Study Finds Breast Cancer Risk Due to Progestins in HRT
WebMD Health News

March 5, 2003 -- Women who take combination hormone replacement therapy for more than four years are at very high risk of breast cancer compared with women who have never used HRT. But estrogen-only HRT is virtually free of breast-cancer risk, a Swedish study suggests.

The findings, from a study of some 30,000 women age 25-65, appear in the March 15 issue of Cancer, the journal of the American Cancer Society. Researchers Håkan L. Olsson, MD, PhD, and colleagues at University Hospital, Lund, Sweden, interviewed the women between 1990 and 1992. They then followed their health status through 2001. Nearly 3,700 of the women said they'd used various forms of HRT.

As did the U.S. Women's Health Initiative (WHI) study, Olsson's team found that HRT containing progestins raised breast-cancer risk. This risk more than quadrupled in women who used continuous progestin/estrogen HRT. It more than tripled in women using progestin-only HRT, and more than doubled in women using sequential progestin/estrogen HRT -- continuous estrogen doses with periodic progestin doses

"We found that all HRT preparations containing progestins raise the risk for breast cancer -- considerably higher than we thought before," Olsson tells WebMD. "After four years, combined progestin/estrogen HRT -- whether continuous or sequential -- and progestin-only regimens give women a high risk of breast cancer."

In stark contrast, women who received estrogen-only HRT had no added breast-cancer risk.

"I think this study has a positive message," Olsson says. "We are able actually to tailor a hormone therapy for a woman with menopausal symptoms that will minimize her risk of breast cancer. But the present combined agents are not good. So if women must use them, it should be for less than two years."

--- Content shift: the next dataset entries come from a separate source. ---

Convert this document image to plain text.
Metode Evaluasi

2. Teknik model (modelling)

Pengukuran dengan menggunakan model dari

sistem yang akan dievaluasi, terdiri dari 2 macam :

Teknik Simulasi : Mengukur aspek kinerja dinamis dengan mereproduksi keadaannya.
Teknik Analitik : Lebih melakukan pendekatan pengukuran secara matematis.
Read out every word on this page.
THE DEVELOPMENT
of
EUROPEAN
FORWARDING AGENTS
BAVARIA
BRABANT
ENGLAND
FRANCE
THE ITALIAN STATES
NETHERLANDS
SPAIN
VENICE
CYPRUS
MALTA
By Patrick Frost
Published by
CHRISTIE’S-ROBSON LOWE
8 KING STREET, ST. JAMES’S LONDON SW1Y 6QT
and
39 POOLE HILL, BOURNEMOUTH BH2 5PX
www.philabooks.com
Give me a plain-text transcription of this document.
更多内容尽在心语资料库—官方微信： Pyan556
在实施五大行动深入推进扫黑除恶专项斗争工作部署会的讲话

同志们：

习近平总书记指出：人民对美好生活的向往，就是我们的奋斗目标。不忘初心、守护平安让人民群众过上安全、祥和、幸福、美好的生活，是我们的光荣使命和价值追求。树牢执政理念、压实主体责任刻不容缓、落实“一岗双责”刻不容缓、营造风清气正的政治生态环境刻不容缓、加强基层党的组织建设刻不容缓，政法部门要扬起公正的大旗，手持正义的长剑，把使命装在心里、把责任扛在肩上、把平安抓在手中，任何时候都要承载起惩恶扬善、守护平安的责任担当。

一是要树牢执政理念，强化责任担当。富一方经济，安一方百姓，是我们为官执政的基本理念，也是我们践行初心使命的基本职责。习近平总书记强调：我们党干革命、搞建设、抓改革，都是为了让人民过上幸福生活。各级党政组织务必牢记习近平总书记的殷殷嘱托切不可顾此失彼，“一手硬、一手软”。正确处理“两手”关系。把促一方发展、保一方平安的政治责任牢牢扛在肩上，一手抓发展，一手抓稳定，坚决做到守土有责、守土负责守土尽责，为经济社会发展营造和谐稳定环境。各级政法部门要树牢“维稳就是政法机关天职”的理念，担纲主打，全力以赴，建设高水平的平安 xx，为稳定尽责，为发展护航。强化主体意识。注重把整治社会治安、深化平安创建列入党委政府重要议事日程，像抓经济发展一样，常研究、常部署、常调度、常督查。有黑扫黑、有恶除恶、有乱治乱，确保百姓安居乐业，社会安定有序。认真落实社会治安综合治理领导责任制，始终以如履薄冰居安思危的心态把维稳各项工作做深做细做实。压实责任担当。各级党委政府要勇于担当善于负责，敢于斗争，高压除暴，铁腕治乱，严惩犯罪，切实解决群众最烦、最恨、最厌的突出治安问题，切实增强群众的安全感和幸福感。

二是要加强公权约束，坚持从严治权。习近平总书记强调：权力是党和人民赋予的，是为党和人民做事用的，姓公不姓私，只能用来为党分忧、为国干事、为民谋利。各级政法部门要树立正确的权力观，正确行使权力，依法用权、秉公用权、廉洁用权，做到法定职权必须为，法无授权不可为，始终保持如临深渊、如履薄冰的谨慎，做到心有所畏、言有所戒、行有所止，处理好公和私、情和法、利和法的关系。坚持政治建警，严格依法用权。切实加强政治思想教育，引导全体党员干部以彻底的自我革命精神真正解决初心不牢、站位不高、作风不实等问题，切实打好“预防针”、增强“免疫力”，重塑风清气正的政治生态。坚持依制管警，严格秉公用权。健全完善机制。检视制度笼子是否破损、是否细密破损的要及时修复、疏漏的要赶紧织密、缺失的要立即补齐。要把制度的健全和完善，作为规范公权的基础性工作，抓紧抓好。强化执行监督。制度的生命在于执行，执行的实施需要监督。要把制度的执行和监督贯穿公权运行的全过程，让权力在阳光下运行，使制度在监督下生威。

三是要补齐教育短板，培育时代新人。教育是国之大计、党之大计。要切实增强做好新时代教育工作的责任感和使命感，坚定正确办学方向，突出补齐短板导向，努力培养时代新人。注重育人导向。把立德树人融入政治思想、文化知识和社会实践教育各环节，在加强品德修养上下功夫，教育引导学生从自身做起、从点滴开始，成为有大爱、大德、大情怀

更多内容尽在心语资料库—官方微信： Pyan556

Estrogen is the heart of HRT. But estrogen alone raises a woman's risk of uterine cancer. Nature's way of dealing with this problem is to increase estrogen levels during part of the menstrual cycle, and to increase progesterone levels during another part of the cycle. Progestin -- synthetic progesterone -- mimics this cycle. But the way it's been used in the past clearly substitutes breast-cancer risk for uterine-cancer risk.